L'attuale edificio di culto prospetta monumentale sull'omonima piazza, con struttura basilicale a tre navate con transetto e cupola sul lato sinistro dell'abside.

I lavori dell'attuale chiesa ebbero inizio a partire dal 1639 con un progetto a firma di Angelo Italia. 

 

 

 

 

All'interno si ammira oggi il pozzo miracoloso, dove sarebbero state scoperte le reliquie di Sant'Angelo, realizzato con una artistica balaustra ottagonale nel 1673 da Giovanni Romano, committente il barone Francesco Vincenzo Buglio Minafria e Serrovira.

A sinistra della navata l'antica cappella di Sant'Angelo, ospita la seicentesca preziosa e artistica urna argentea che custodisce le reliquie del Santo Patrono, realizzata dal maestro argentiere Lucio De Anizi, protetta da un alta ed artistica cancellata in ferro battuto progettato dal can. Angelo Italia, architetto della Curia agrigentina, e realizzato dai maestri Giuseppe Lo Blundo di Licata e Giovanni Lauricella di Agrigento.

La chiesa custodisce ancora numerose e pregiate opere d'arte: la Madonna della Lettera, di autore ignoto, due tele di ignoto artista del 600 con Sant'Angelo in estasi e  il Martirio di Sant'Angelo, l'Ecce Homo  degli inizi del XVI secolo, dove l'anonimo artista si richiama alle esperienze pittoriche di Antonello da Messina, le statue lignee del Settecento del profeta Elia, di San Francesco di Paola e della Madonna di Trapani.

Una tela con i SS. Filippo e Tommaso, di anonimo artista siciliano del 700, la Deposizione  di Gioacchino Martorana del 1778.
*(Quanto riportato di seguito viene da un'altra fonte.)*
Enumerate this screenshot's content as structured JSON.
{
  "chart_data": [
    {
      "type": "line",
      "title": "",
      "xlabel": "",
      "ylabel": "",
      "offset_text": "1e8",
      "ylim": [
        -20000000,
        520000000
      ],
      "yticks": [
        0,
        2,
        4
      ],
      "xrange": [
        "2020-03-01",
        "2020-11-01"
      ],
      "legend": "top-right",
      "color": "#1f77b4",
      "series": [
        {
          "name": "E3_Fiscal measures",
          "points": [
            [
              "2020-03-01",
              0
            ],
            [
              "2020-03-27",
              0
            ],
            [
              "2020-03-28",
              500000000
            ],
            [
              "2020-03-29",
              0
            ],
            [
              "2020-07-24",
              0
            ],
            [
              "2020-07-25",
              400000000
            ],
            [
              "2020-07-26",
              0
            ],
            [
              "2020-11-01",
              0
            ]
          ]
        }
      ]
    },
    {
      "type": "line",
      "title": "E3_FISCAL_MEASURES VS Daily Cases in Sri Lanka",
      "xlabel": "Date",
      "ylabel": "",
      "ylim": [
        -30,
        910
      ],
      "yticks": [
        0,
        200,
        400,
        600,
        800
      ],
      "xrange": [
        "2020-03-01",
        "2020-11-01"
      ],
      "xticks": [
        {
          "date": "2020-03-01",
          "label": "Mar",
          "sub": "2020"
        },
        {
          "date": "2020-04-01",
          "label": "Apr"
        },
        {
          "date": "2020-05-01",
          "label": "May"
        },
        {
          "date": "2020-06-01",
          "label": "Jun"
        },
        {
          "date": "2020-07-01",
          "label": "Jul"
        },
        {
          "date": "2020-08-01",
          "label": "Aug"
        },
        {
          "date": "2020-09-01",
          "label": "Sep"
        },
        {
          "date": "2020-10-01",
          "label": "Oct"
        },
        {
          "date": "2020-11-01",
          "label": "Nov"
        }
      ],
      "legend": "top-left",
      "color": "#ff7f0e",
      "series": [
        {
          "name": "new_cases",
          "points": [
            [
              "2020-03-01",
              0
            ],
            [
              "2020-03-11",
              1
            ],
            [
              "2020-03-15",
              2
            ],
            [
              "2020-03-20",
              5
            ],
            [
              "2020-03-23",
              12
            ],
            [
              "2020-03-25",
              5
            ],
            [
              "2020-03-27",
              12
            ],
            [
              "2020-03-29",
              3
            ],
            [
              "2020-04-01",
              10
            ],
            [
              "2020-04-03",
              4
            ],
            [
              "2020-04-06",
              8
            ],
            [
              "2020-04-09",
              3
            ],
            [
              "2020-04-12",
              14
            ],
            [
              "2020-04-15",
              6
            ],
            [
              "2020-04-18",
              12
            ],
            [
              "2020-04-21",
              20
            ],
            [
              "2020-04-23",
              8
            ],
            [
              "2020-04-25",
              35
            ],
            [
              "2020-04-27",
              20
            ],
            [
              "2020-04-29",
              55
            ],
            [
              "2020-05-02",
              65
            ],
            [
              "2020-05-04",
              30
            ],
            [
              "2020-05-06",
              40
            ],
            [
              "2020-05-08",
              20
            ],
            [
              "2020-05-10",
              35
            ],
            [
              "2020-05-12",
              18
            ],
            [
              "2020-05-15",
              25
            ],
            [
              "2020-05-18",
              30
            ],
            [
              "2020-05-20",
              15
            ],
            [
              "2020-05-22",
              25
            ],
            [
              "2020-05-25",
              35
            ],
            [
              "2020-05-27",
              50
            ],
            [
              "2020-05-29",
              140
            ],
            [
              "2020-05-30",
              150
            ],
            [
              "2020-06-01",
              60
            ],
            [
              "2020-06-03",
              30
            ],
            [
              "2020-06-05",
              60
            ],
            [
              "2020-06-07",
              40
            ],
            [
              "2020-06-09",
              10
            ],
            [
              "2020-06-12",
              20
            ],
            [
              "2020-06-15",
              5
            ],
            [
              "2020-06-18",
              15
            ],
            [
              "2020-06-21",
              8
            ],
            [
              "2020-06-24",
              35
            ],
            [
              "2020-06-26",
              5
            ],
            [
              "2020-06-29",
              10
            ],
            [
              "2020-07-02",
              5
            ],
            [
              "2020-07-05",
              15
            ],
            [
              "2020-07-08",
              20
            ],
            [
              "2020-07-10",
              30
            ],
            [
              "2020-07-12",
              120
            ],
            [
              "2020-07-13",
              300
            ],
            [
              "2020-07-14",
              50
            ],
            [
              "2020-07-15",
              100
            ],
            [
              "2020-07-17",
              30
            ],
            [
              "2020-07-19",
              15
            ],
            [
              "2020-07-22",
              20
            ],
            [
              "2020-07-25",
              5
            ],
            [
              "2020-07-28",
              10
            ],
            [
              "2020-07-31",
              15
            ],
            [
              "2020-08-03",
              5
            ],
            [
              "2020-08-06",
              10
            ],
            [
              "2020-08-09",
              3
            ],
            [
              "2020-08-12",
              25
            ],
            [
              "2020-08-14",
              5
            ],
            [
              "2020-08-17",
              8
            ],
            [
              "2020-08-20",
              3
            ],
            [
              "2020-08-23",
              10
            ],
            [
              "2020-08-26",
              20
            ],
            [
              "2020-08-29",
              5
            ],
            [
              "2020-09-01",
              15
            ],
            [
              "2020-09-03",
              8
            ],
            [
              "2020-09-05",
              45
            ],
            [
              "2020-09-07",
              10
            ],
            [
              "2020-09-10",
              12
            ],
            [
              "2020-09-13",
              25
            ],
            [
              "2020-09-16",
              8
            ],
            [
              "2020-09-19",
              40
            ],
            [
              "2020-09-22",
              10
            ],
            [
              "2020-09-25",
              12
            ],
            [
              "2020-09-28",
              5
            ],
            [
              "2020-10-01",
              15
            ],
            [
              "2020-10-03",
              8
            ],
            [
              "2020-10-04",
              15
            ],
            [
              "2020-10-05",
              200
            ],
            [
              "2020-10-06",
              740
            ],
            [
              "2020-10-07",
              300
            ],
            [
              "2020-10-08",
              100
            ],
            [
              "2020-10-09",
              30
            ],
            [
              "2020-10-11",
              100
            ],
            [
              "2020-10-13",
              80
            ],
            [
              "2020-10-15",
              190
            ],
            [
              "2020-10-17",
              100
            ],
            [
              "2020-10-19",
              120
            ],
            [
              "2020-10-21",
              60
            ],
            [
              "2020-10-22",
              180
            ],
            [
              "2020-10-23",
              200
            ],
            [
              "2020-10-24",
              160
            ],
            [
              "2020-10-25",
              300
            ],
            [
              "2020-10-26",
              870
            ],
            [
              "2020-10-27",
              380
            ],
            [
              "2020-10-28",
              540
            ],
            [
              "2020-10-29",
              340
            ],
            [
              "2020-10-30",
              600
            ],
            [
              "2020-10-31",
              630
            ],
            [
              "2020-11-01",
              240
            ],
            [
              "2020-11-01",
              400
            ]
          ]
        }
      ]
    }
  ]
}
Un paliotto d'altare, in legno ricoperto di lamina d'argento sbalzato su velluto rosso con al centro un medaglione con il santo benedicente,

Ai piedi delle navate stanno i cenotafi e i sarcofagi marmorei di Angelo Frangipane e Celestri (1795), del marchese Gerolamo Frangipane (1758), del marchese Domenico Cannada (1762), della baronessa Isabella De Caro e Miano.